For small phase shifts (e.g., less than about 12°), using a simple inductor for the LPF circuit 106 and a simple capacitor for the HPF circuit 112 provides good return loss (theoretically less than about 20 dB) and consumes little integrated circuit (IC) die area with few components and switches (in general, the optional secondary isolation switches 110, 116 are not needed).
For medium phase shifts (e.g., about 12° to about 90°), the more complex LPF circuit 200 and HPF circuit 300 of FIG. 2 and FIG. 3, respectively, may be necessary to maintain good return loss and achieve targeted phase shift states with realistic component values suitable for IC implementation. However, the optional secondary isolation switches 110, 116 generally would not be needed, thus saving IC die area.
For larger phase shifts (e.g., above about 90°), the more complex LPF circuit 200 and HPF circuit 300 of FIG. 2 and FIG. 3, respectively, are generally necessary to maintain good return loss and achieve targeted phase shift states with realistic component values suitable for IC implementation. In addition, the optional secondary isolation switches 110, 116 generally would be needed to provide adequate isolation.

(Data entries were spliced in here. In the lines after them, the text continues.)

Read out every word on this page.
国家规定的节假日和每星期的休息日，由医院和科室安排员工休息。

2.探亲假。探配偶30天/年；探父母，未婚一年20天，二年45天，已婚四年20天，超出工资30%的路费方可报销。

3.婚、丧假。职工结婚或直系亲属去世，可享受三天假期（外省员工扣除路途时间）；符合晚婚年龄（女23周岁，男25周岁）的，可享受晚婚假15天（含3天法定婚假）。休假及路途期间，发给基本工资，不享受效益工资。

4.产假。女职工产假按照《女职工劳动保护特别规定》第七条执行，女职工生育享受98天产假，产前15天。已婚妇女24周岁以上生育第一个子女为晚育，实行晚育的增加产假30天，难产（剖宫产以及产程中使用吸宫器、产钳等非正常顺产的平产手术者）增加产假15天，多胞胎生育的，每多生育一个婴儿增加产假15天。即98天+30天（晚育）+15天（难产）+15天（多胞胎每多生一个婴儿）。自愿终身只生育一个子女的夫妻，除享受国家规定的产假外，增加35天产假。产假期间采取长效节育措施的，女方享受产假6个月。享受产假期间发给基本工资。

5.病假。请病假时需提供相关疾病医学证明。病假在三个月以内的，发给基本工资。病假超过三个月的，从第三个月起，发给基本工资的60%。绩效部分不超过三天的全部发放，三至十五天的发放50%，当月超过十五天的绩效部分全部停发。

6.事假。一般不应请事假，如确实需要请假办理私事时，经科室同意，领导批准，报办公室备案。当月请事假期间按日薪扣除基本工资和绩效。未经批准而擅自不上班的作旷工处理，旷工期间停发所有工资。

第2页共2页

For a system requiring a high resolution phase shifter, such as for RF domain cancellation or calibration, a high-isolation mode may be desired for a phase shifter unit cell 100 or a connected set of such cells. For example, in some applications, it may be a design criterion for a phase shifter to have a disabled, or all OFF state, so that the output port has 50 dB or more of isolation from the input port. A conventional solution would be to insert a FET switch in series with the input of the phase shifter chain—for example, at node X in FIG. 1—but doing so would introduce added insertion loss. More specifically, in RF circuits, the presence of a FET switch may have significant effects on the rest of the circuit, particularly with respect to termination impedance and isolation levels. Such effects arise because an “ON” (low impedance) FET has a non-zero resistance, RON, and an “OFF” (high impedance) FET behaves as a capacitor with capacitance COFF. Thus, adding a series FET switch to a phase shifter circuit will increase insertion loss due to the ON resistance, RON, of the FET while remaining capacitively coupled to external circuitry—and thus not fully isolated from the RF signal path—due to the capacitance COFF.
Accordingly, there is a need for a phase shifter unit cell or a connected set of such cells that can be well isolated from external circuitry and which does not introduce insertion loss into the RF signal path. The present invention addresses this need and provides additional advantages.